İsim babası olmamız onu icat ettiğimiz anlamına gelmez!
Kavramlar, doğadan duyularımıza yansıyandan, belleğimize işlediğimiz bütünlüklü bilgi kasalarıdır. Aynı veya benzer konularda ve ihtiyaç duyduğumuzda daha seri, anlamlı ve tutarlı bir şeklide bellekten doğaya geri dönüşleri eylemsellik olarak sağlayan kasalar. Bu süreçlerin tamamı soyut fakat temeli somuttur. Yani varlığı nesnede yankı bulan süreçlerdir. Müzik, dil, matematik gibi…
Bilimin de ebesi sayılan felsefede “eşyaya adıyla hitap etmek” şeklinde tanımlanan ve neyi önceleyeceğimize vurgu yapan temel bir yaklaşım vardır. Dolayısıyla matematiğin keşif mi icat mı olduğu ile ilgili iddiamızın kendisi neyi öncelediğimize bağlı olarak değişir.
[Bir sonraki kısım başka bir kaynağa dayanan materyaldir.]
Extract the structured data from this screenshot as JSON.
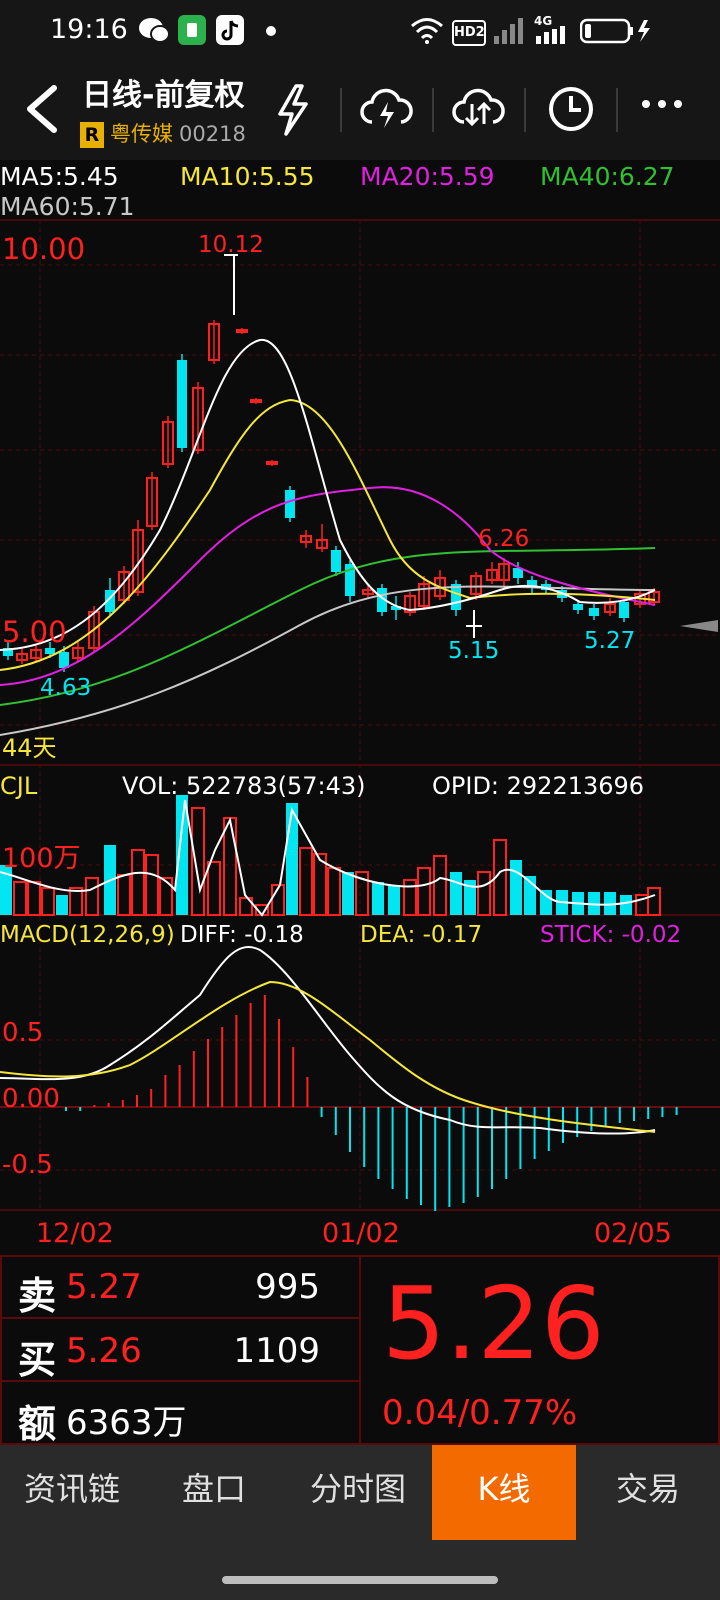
{
  "status_bar": {
    "time": "19:16",
    "icons": [
      "wechat-icon",
      "app-green-icon",
      "tiktok-icon",
      "dot-icon",
      "wifi-icon",
      "hd-icon",
      "signal-icon",
      "4g-signal-icon",
      "battery-icon"
    ],
    "hd_label": "HD2",
    "net_label": "4G"
  },
  "header": {
    "title": "日线-前复权",
    "badge": "R",
    "stock_name": "粤传媒",
    "stock_code": "00218",
    "icons": [
      "back-icon",
      "lightning-icon",
      "cloud-lightning-icon",
      "cloud-sync-icon",
      "clock-icon",
      "more-icon"
    ]
  },
  "ma_legend": {
    "ma5": "MA5:5.45",
    "ma10": "MA10:5.55",
    "ma20": "MA20:5.59",
    "ma40": "MA40:6.27",
    "ma60": "MA60:5.71"
  },
  "main_chart": {
    "ylabel_top": "10.00",
    "ylabel_mid": "5.00",
    "days_label": "44天",
    "high_label": "10.12",
    "low_label_1": "4.63",
    "peak_label_2": "6.26",
    "low_label_2": "5.15",
    "low_label_3": "5.27"
  },
  "volume": {
    "label": "CJL",
    "vol": "VOL: 522783(57:43)",
    "opid": "OPID: 292213696",
    "ytick": "100万"
  },
  "macd": {
    "label": "MACD(12,26,9)",
    "diff": "DIFF: -0.18",
    "dea": "DEA: -0.17",
    "stick": "STICK: -0.02",
    "y_pos": "0.5",
    "y_zero": "0.00",
    "y_neg": "-0.5"
  },
  "x_axis": [
    "12/02",
    "01/02",
    "02/05"
  ],
  "quote": {
    "sell_label": "卖",
    "sell_price": "5.27",
    "sell_qty": "995",
    "buy_label": "买",
    "buy_price": "5.26",
    "buy_qty": "1109",
    "amount_label": "额",
    "amount": "6363万",
    "last_price": "5.26",
    "change": "0.04/0.77%"
  },
  "tabs": [
    {
      "label": "资讯链",
      "active": false
    },
    {
      "label": "盘口",
      "active": false
    },
    {
      "label": "分时图",
      "active": false
    },
    {
      "label": "K线",
      "active": true
    },
    {
      "label": "交易",
      "active": false
    }
  ],
  "colors": {
    "up": "#ff2020",
    "down": "#00e5f0",
    "ma5": "#ffffff",
    "ma10": "#f5e63c",
    "ma20": "#e020e0",
    "ma40": "#30c030",
    "ma60": "#c8c8c8",
    "accent": "#f26a00",
    "grid": "#5a0a0a"
  }
}
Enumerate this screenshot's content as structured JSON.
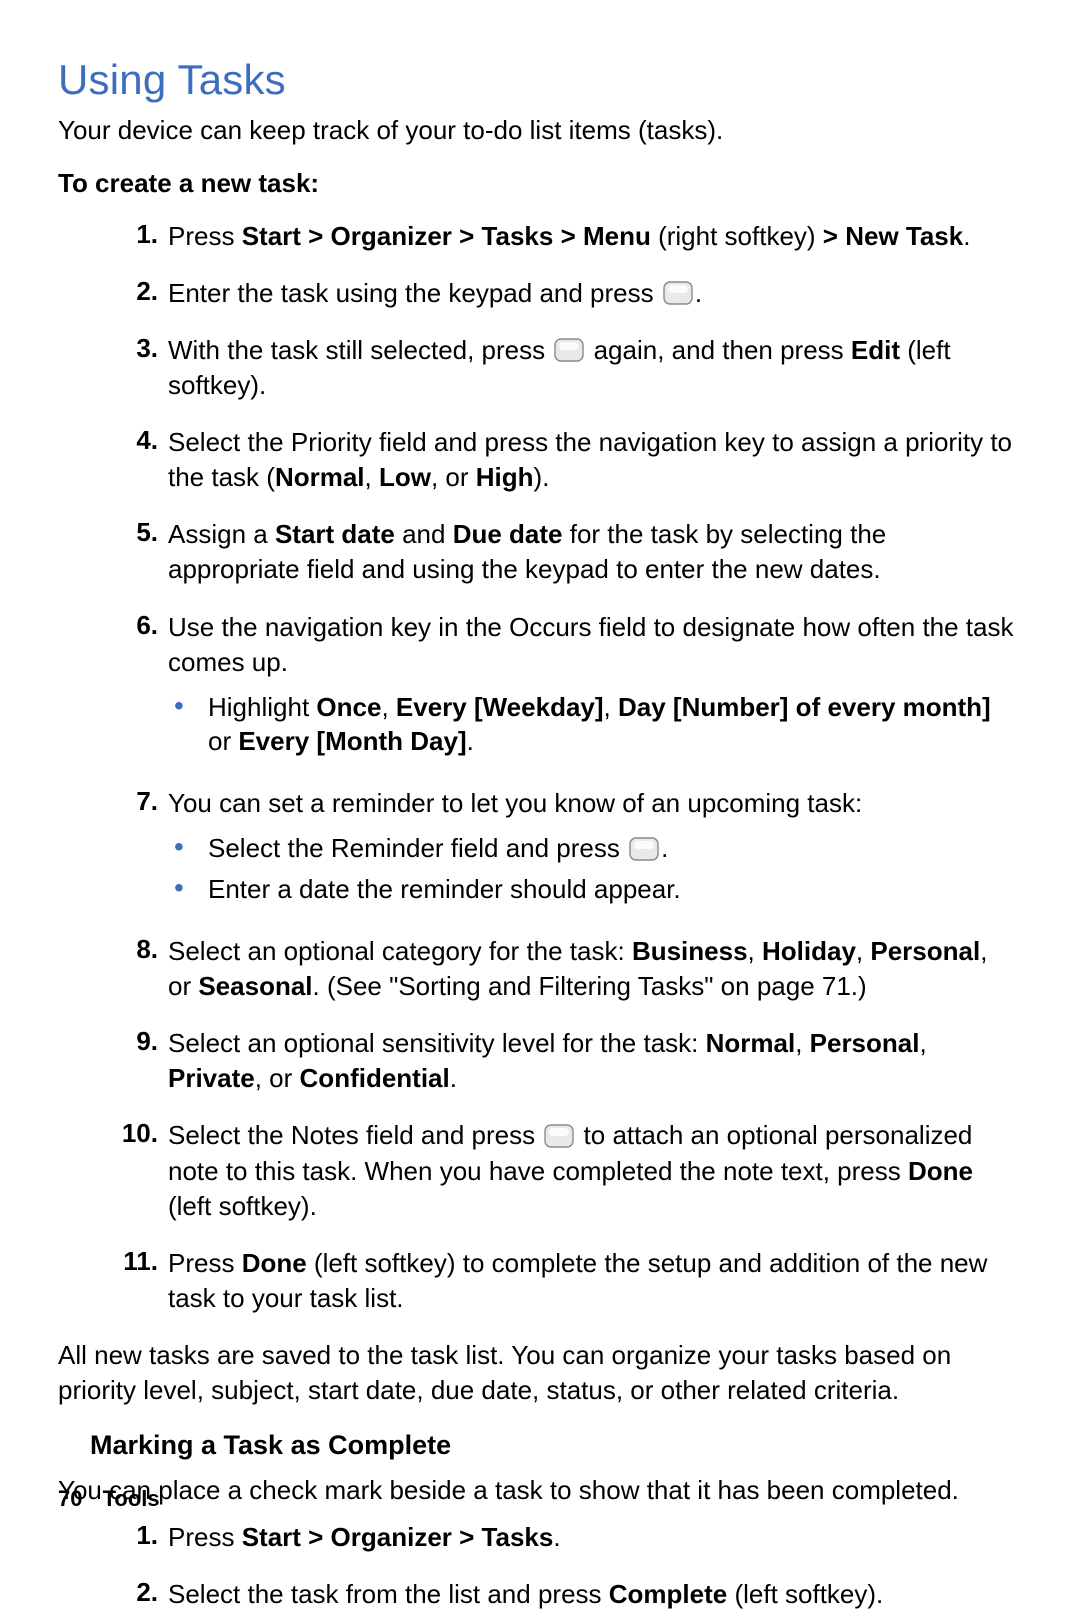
{
  "title": "Using Tasks",
  "intro": "Your device can keep track of your to-do list items (tasks).",
  "subhead_create": "To create a new task:",
  "steps": {
    "s1_a": "Press ",
    "s1_b": "Start > Organizer > Tasks > Menu",
    "s1_c": " (right softkey) ",
    "s1_d": "> New Task",
    "s1_e": ".",
    "s2_a": "Enter the task using the keypad and press ",
    "s2_b": ".",
    "s3_a": "With the task still selected, press ",
    "s3_b": " again, and then press ",
    "s3_c": "Edit",
    "s3_d": " (left softkey).",
    "s4_a": "Select the Priority field and press the navigation key to assign a priority to the task (",
    "s4_b": "Normal",
    "s4_c": ", ",
    "s4_d": "Low",
    "s4_e": ", or ",
    "s4_f": "High",
    "s4_g": ").",
    "s5_a": "Assign a ",
    "s5_b": "Start date",
    "s5_c": " and ",
    "s5_d": "Due date",
    "s5_e": " for the task by selecting the appropriate field and using the keypad to enter the new dates.",
    "s6": "Use the navigation key in the Occurs field to designate how often the task comes up.",
    "s6_sub_a": "Highlight ",
    "s6_sub_b": "Once",
    "s6_sub_c": ", ",
    "s6_sub_d": "Every [Weekday]",
    "s6_sub_e": ", ",
    "s6_sub_f": "Day [Number] of every month]",
    "s6_sub_g": " or ",
    "s6_sub_h": "Every [Month Day]",
    "s6_sub_i": ".",
    "s7": "You can set a reminder to let you know of an upcoming task:",
    "s7_sub1_a": "Select the Reminder field and press ",
    "s7_sub1_b": ".",
    "s7_sub2": "Enter a date the reminder should appear.",
    "s8_a": "Select an optional category for the task: ",
    "s8_b": "Business",
    "s8_c": ", ",
    "s8_d": "Holiday",
    "s8_e": ", ",
    "s8_f": "Personal",
    "s8_g": ", or ",
    "s8_h": "Seasonal",
    "s8_i": ". (See \"Sorting and Filtering Tasks\" on page 71.)",
    "s9_a": "Select an optional sensitivity level for the task: ",
    "s9_b": "Normal",
    "s9_c": ", ",
    "s9_d": "Personal",
    "s9_e": ", ",
    "s9_f": "Private",
    "s9_g": ", or ",
    "s9_h": "Confidential",
    "s9_i": ".",
    "s10_a": "Select the Notes field and press ",
    "s10_b": " to attach an optional personalized note to this task. When you have completed the note text, press ",
    "s10_c": "Done",
    "s10_d": " (left softkey).",
    "s11_a": "Press ",
    "s11_b": "Done",
    "s11_c": " (left softkey) to complete the setup and addition of the new task to your task list."
  },
  "after_steps": "All new tasks are saved to the task list. You can organize your tasks based on priority level, subject, start date, due date, status, or other related criteria.",
  "subhead_mark": "Marking a Task as Complete",
  "mark_intro": "You can place a check mark beside a task to show that it has been completed.",
  "mark_steps": {
    "m1_a": "Press ",
    "m1_b": "Start > Organizer > Tasks",
    "m1_c": ".",
    "m2_a": "Select the task from the list and press ",
    "m2_b": "Complete",
    "m2_c": " (left softkey)."
  },
  "footer_page": "70",
  "footer_section": "Tools",
  "nums": {
    "n1": "1.",
    "n2": "2.",
    "n3": "3.",
    "n4": "4.",
    "n5": "5.",
    "n6": "6.",
    "n7": "7.",
    "n8": "8.",
    "n9": "9.",
    "n10": "10.",
    "n11": "11."
  }
}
Eşyaya adıyla hitap etmek ise çıkış noktamız;:Eşyanın kendisi temel, hitap ise tali olmak üzere; Matematik , somut olanın soyut ifadesi olarak bir keşiftir. Hitabın kendisi temel, eşya o hitaba uydurulmuş yahut o hitaba uygun eşya arayışı tercih edilmiş ve bulunmuş ise, Matematik bir icattır.
Ancak her iki koşulda da çıkış kaynağımız olarak doğanın kendisini ve bu doğadan, ister anlamlandırma ister anlama şeklinde, duyularımıza yansıyanı esas aldığımızda, aslında icat olarak bildiğimiz hiçbir şeyin icat olmadığını, icadın bir yoktan var etme süreci anlamına gelmediğini, İnsanın doğada zaten var olanı farklı şekillerde bir araya getirerek yeniden üretmesinin muazzam fakat bir ayrıcalık olmadığını, bunu bir damlataş mağarasının da yapabildiğini düşünürsek, matematiğin de bir keşif olma olasılığının daha yüksek olduğu sonucuna ulaşabiliriz. Yani her icadın nihayetinde bir keşif olduğunun…
Ayrıca soyut olarak tanımladığımız her şeyin, düşünme, anlama, anlamlandırma ve kavramlaştırma dahil, beynimizin madde temelli fiziksel, kimyasal, biyolojik süreçlere tabi oluşunun bir ürünü olduğunu, bu ön kabulün bugün bilgisayarları hayatımıza soktuğunu düşündüğümüzde, aslında evrenimizde somuttan bağımsız soyut bir olgunun olamayacağını, hatta soyut diye bir şeyin olmadığını da iddia edebiliriz. Matematik için de… Dolayısıyla matematiğin bir icat değil keşif olduğunu da…
Bir şeyi anlamlandırmak için somut (madde) temelli zihnimizin, matematikte olduğu gibi, eşyaya bir ad vermesini, soyut olarak tabir edilen o adın somut olarak var olmadığına kanıt olarak sunamayız. Bunu, var olanın ortaklaşılmış pratik bir ifadesi olarak değerlendirebiliriz. Patatese başka dillerde başka isimler verilmiş olması patatesi hem farklı kılmaz hem de ad olarak da somut olmadığı anlamına gelmez. Notalar tamamen fizik kanunlarına tabi. Onlara do, re isimlerini verişimiz doğada var olanın ortaklaşılmış pratik adlandırılmasından ibarettir. Sayılar, denklemler, formüller vb. yani matematik; kavram olarak riyaziye, cebir, aritmetik veya her ne dersek diyelim evrenin doğasında zaten var olan ve bizden bağımsız olarak işleyen süreçlerin zihnimizdeki yansımasıdır. İsim babası olmamız onu var (icat) ettiğimiz anlamına gelmez.